Find the maximal volume of box with fixed surface area of 64 square units (problem is from Paul's Online Math Notes ).
@vars a b c real=true
Vol(a,b,c) = a*b*c
SA(a,b,c) = 2*(a*b + a*c + b*c)
gradf = Grad(Vol(a,b,c), [a,b,c])
gradg = Grad(SA(a,b,c), [a,b,c])
[gradf gradg] # gradf in first column,...
What is $\lambda$? Here we add the constraint to the equations and let SymPy
do the work.
@vars lambda real=true
exs = gradf - lambda * gradg
push!(exs, SA(a,b,c) - 64)
out = solve(exs, [lambda, a, b, c])
out[2]
(sqrt(6)/3, 4*sqrt(6)/3, 4*sqrt(6)/3, 4*sqrt(6)/3)
The two answers differ only by minus signs. Only the second is possible and yields a cube with sides of length $4\sqrt{6}/3$.
Find the minimal surface area of a box with fixed volume 64 cubic units (problem is from Paul's Online Math Notes ).
The basic equations are identical, save for the constraint being switched. We have then:
@vars a b c real=true
@vars lambda real=true
Vol(a,b,c) = a*b*c
SA(a,b,c) = 2*(a*b + a*c + b*c)
gradf = Grad(Vol(a,b,c), [a,b,c])
gradg = Grad(SA(a,b,c), [a,b,c])
exs = gradf - lambda * gradg
push!(exs, Vol(a,b,c) - 64)
And now
solve(exs)
1-element Array{Dict{Any,Any},1}: Dict(lambda=>1,c=>4,a=>4,b=>4)

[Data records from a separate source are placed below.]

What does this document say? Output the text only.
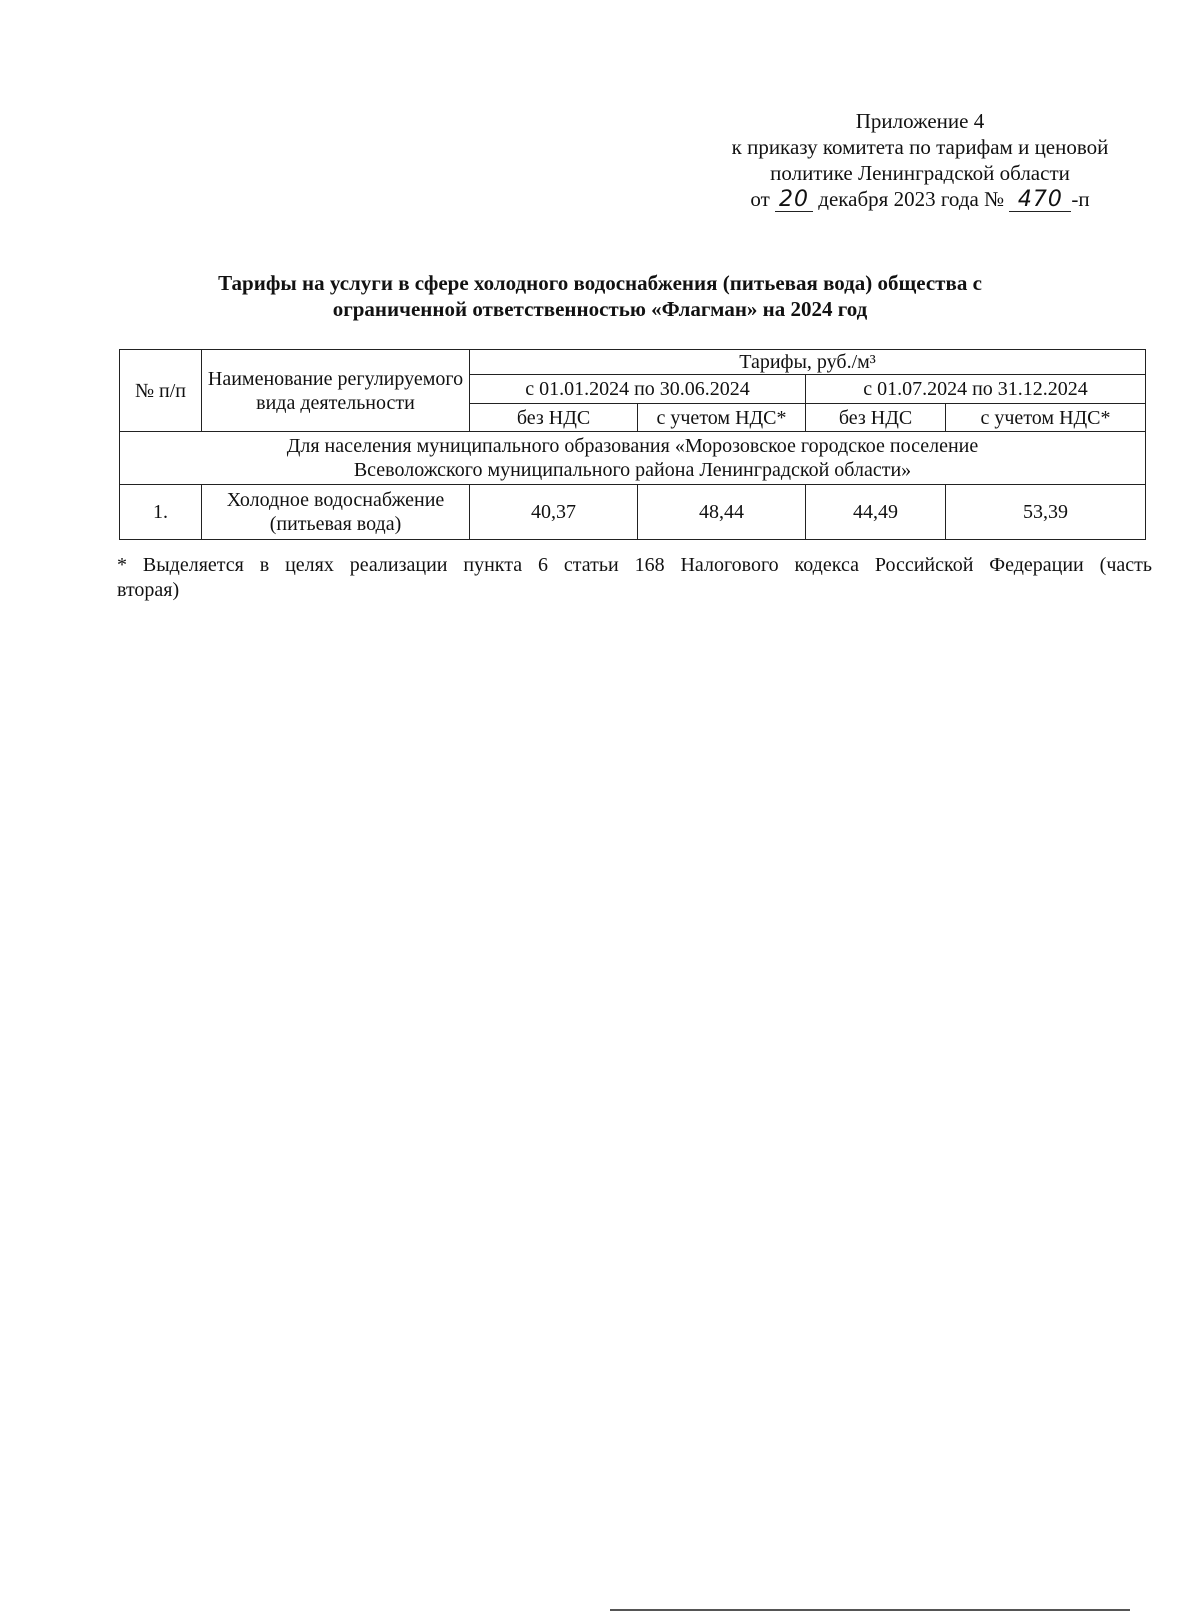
Приложение 4
к приказу комитета по тарифам и ценовой
политике Ленинградской области
от 20 декабря 2023 года № 470 -п
Тарифы на услуги в сфере холодного водоснабжения (питьевая вода) общества с
ограниченной ответственностью «Флагман» на 2024 год
№ п/п	Наименование регулируемого вида деятельности	Тарифы, руб./м³			
		с 01.01.2024 по 30.06.2024		с 01.07.2024 по 31.12.2024	
		без НДС	с учетом НДС*	без НДС	с учетом НДС*

Для населения муниципального образования «Морозовское городское поселение
Всеволожского муниципального района Ленинградской области»					

1.	Холодное водоснабжение (питьевая вода)	40,37	48,44	44,49	53,39
* Выделяется в целях реализации пункта 6 статьи 168 Налогового кодекса Российской Федерации (часть
вторая)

This too has a solution which is a cube, here with side lengths of 4. However, note we minimized here, but maximized in the previous question.
A right circular can is to hold 355 $mm^3$. Find the dimensions of the radius, $r$, and height, $h$, that minimize surface area. (Problem modified from one here.)
@vars radius height real=true
@vars lambda real=true
Vol(r,h) = PI*r^2* h
SA(r,h) = 2*PI*r^2 + 2*PI*r*h
gradf = Grad(Vol(radius, height), [radius, height])
gradg = Grad(SA(radius, height), [radius, height])
exs = gradf - lambda * gradg
push!(exs, Vol(radius,height) - 355)
solve(exs)[1]
Dict{Any,Any} with 3 entries: radius => 2^(2/3)*355^(1/3)/(2*pi^(1/3)) lambda => 2^(2/3)*355^(1/3)/(4*pi^(1/3)) height => 2^(2/3)*355^(1/3)/pi^(1/3)
(There is only one answer, so we use [1]
to display just that, as otherwise the display is not great.)
If we had solved without adding the extra constraint, we see the relationship between h
and r
more clearly:
solve(gradf - lambda * gradg)[3] # third one has answer
Dict{Any,Any} with 2 entries: radius => 0 lambda => 0
That height=2 radius
says the profile of this can is a square with height equal to the diameter.